I’m in a bit of trouble … I’m experiencing this startup error on one of my clusters:
2020-07-06 11:24:56.299812 [keeper.go:143] W | keeper: password file /etc/secrets/stolon/password permissions 01000000777 are too open. This file should only be readable to the user executing stolon!
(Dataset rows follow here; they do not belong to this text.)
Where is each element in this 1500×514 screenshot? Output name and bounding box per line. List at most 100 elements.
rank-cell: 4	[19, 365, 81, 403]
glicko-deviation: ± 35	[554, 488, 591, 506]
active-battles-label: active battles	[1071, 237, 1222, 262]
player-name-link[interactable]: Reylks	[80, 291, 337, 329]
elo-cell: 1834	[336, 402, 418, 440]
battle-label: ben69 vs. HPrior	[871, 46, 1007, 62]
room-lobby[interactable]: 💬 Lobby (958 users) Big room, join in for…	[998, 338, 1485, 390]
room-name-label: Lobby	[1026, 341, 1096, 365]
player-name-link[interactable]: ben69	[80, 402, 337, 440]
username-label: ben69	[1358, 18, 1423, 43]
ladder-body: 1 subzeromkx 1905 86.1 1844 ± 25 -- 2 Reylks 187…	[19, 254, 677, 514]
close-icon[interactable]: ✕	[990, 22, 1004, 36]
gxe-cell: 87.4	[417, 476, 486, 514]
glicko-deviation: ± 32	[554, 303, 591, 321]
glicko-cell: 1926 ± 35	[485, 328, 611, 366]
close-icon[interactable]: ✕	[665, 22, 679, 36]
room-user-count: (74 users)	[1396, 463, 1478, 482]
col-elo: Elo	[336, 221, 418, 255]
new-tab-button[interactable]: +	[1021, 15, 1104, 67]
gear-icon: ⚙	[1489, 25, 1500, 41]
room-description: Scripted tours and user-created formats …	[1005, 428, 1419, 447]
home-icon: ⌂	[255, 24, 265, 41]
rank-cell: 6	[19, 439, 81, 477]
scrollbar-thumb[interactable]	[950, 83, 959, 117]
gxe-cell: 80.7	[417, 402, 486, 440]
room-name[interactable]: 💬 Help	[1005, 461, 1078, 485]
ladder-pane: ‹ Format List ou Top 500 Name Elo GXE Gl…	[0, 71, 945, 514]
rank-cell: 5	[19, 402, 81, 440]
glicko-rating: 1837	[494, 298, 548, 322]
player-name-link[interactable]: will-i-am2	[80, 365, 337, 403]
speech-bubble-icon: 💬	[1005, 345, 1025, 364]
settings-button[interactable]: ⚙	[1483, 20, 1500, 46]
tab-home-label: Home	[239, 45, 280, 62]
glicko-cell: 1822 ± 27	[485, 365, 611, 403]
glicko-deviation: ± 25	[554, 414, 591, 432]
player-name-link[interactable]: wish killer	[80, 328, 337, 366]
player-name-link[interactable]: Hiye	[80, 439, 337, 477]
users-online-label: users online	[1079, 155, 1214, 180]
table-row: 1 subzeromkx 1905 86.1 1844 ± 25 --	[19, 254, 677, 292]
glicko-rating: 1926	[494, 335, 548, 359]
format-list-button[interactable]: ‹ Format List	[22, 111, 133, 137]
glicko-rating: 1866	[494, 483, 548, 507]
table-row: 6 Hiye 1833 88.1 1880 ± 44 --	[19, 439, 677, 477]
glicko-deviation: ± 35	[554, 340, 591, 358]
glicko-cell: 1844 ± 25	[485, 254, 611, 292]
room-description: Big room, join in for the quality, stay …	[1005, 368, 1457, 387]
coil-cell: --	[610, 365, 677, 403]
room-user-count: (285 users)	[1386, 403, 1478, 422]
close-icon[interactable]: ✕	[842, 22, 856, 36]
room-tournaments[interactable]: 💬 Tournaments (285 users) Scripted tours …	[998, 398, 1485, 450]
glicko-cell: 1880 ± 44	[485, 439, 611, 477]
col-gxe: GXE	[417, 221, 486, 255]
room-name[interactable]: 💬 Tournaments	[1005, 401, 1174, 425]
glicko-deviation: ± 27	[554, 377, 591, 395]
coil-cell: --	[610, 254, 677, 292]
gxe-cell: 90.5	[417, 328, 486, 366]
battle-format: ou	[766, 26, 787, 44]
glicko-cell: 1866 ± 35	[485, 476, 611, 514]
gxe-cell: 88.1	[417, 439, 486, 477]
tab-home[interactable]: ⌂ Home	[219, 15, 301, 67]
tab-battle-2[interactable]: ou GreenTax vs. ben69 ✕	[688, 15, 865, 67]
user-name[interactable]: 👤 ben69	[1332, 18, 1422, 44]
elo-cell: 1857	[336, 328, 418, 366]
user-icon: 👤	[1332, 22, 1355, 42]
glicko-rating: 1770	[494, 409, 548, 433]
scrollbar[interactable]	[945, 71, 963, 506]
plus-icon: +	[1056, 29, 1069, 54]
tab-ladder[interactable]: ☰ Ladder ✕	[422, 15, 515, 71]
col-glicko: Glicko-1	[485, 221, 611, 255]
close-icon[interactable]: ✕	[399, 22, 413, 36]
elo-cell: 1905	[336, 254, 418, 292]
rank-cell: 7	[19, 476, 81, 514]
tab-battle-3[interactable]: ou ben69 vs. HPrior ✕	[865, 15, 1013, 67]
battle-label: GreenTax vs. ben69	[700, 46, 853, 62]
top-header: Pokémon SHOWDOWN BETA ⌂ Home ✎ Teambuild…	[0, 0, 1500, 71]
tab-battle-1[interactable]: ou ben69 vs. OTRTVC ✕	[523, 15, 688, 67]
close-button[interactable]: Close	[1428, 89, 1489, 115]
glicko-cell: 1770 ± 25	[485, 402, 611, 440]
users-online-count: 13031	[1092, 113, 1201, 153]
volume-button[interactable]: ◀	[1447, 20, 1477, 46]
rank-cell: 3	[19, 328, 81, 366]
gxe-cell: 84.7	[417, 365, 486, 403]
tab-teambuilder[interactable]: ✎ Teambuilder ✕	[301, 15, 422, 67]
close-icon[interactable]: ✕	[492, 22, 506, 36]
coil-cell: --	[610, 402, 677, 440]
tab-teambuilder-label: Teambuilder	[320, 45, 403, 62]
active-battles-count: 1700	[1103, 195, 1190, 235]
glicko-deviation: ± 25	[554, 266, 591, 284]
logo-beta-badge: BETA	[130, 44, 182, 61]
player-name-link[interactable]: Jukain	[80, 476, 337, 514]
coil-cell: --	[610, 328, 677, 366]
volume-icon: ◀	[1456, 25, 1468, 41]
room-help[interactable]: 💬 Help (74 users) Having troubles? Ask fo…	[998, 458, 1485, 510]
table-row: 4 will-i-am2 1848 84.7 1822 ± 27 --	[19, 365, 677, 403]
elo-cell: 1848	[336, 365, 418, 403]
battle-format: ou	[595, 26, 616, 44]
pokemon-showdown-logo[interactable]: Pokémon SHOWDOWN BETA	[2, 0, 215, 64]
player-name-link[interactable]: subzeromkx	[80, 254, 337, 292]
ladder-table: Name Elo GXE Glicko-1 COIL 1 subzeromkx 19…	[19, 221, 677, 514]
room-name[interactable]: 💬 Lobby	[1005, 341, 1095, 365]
Continuing... 2020-07-06 11:24:56.300334 [keeper.go:1159] I | keeper: id: 79ffcec1 2020-07-06 11:24:56.300362 [keeper.go:1162] I | keeper: running under kubernetes. time="2020-07-06T11:24:56Z" level=info msg="Stopping database" 2020-07-06 11:24:56.465437 [keeper.go:421] E | keeper: error getting pgstate: error getting pg state 2020-07-06 11:24:56.499052 [keeper.go:743] I | keeper: current pg state: master 2020-07-06 11:24:56.499083 [keeper.go:768] I | keeper: our cluster requested state is master time="2020-07-06T11:24:56Z" level=info msg="Starting database" pg_ctl: another server might be running; trying to start server anyway waiting for server to start....2020-07-06 11:24:56.671 UTC : [1-1] user=,db= LOG: database system was interrupted while in recovery at log time 2020-05-04 01:58:36 UTC 2020-07-06 11:24:56.671 UTC : [2-1] user=,db= HINT: If this has occurred more than once some data might be corrupted and you might need to choose an earlier recovery target. 2020-07-06 11:24:56.757 UTC : [3-1] user=,db= WARNING: recovery command file "recovery.conf" specified neither primary_conninfo nor restore_command 2020-07-06 11:24:56.757 UTC : [4-1] user=,db= HINT: The database server will regularly poll the pg_xlog subdirectory to check for files placed there. 2020-07-06 11:24:56.757 UTC : [5-1] user=,db= LOG: entering standby mode 2020-07-06 11:24:56.761 UTC : [6-1] user=,db= LOG: consistent recovery state reached at 4/4F34DC20 2020-07-06 11:24:56.761 UTC : [7-1] user=,db= LOG: record with zero length at 4/4F34DC20 2020-07-06 11:24:56.762 UTC : [1-1] user=,db= LOG: database system is ready to accept read only connections
Seems I have to get the db in sync somehow. I’m not that familiar with Stolon, even though I do have some PGSQL experience.
Any pointers regarding how to re-sync the nodes and repair the index?